ABD Savunma Bakanı Austin ise Çin’in bölgedeki ülkeleri tehdit ettiğini ifade etti. Austin, “Çin Halk Cumhuriyeti ile yapıcı, sonuç odaklı bir ilişki peşinde iken, Pekin’in yerleşik uluslararası düzeni baltalama çabalarına ilişkin görüşümüz konusunda da gözümüz açık olacak.” ifadelerini kullandı.
Fransa’nın Yaptığı Anlaşma Fesh Edildi.
Fransa, 2016 yılında, 31 milyar euro değerle Avustralya ordusuna 12 denizaltı yapmak üzere ihaleyi kazanmıştı. Bu ihale Avustralya tarihindeki en büyük savunma anlaşması olarak kayda geçmişti.
Uzmanlar Ne Diyor
Uzmanlara göre, ABD Biden yönetimi Trump zamanında AB ile bozulan ilişkileri düzeltme vaadiyle gelmesine rağmen Biden, AB’ne karşı şeffaf davranmadığını ve halihazırdaki ilişkilerin daha da gerginleştiği, Çin’in bu durumdan son derece memnun olduğunu vurguluyorlar.

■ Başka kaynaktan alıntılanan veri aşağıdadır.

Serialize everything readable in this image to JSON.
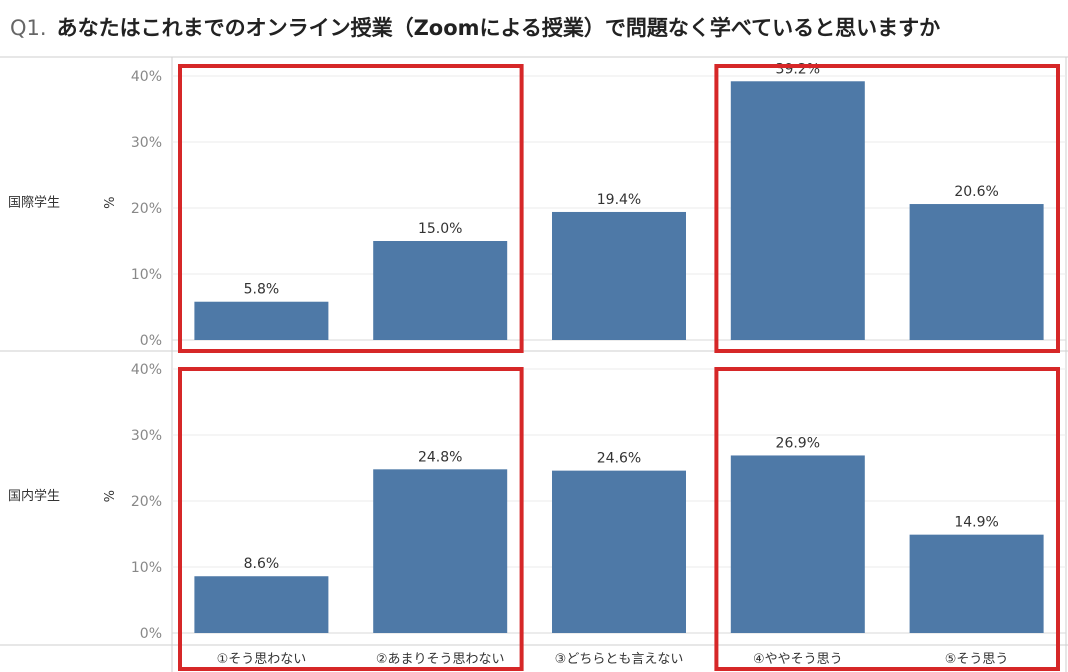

Uzmanlar,Anlaşmanın bölgede bir silahlanma yarışı tetiklemesinden endişe ediyor.
Çin’den Gelen Tepkiler
Çin Dışişleri Bakanlığı Sözcüsü Zhao Lijian, anlaşmayla ABD ve İngiltere’nin Avustralya’ya nükleer teknoloji desteği vermesini “büyük bir sorumsuzluk” sözleriyle kınadıklarını açıkladı.
Çin’in Washington Büyükelçiliği’nden yapılan açıklamada, “Üçüncü ülkelerin çıkarlarını hedef alan dışlayıcı bloklar kurulmamalı. Üç ülke özellikle de, Soğuk Savaş dönemi düşünce şeklinden ve ideolojisinden kurtulmalı.” ifadelerine yer verildi.
Bir Tepki De Avrupa Birliğinden Geldi
Avrupa Birliği’nin Dış İlişkiler ve Güvenlik Politikası Sorumlu Yüksek Temsilcisi Josep Borrell de anlaşmayı medyadan öğrendiğini ve büyük bir hayal kırıklığına uğradığını ifade etti.
Anlaşma konusunda AB’ye danışılmadığını belirten Borrell, “Böyle bir anlaşma herhalde bir gecede ortaya çıkmadı. Üzerinde uzun süre çalışıldığını tahmin ediyorum. Bize bilgi verilmemesi, bu müzakerelere dahil edilmememiz üzücü, bu bir kez daha bizi Avrupa stratejik özerklik meselesine öncelik verme ihtiyacı üzerinde düşünmeye zorluyor. Bu, kendi başımıza ayakta kalmamız gerektiğini gösteriyor.” dedi.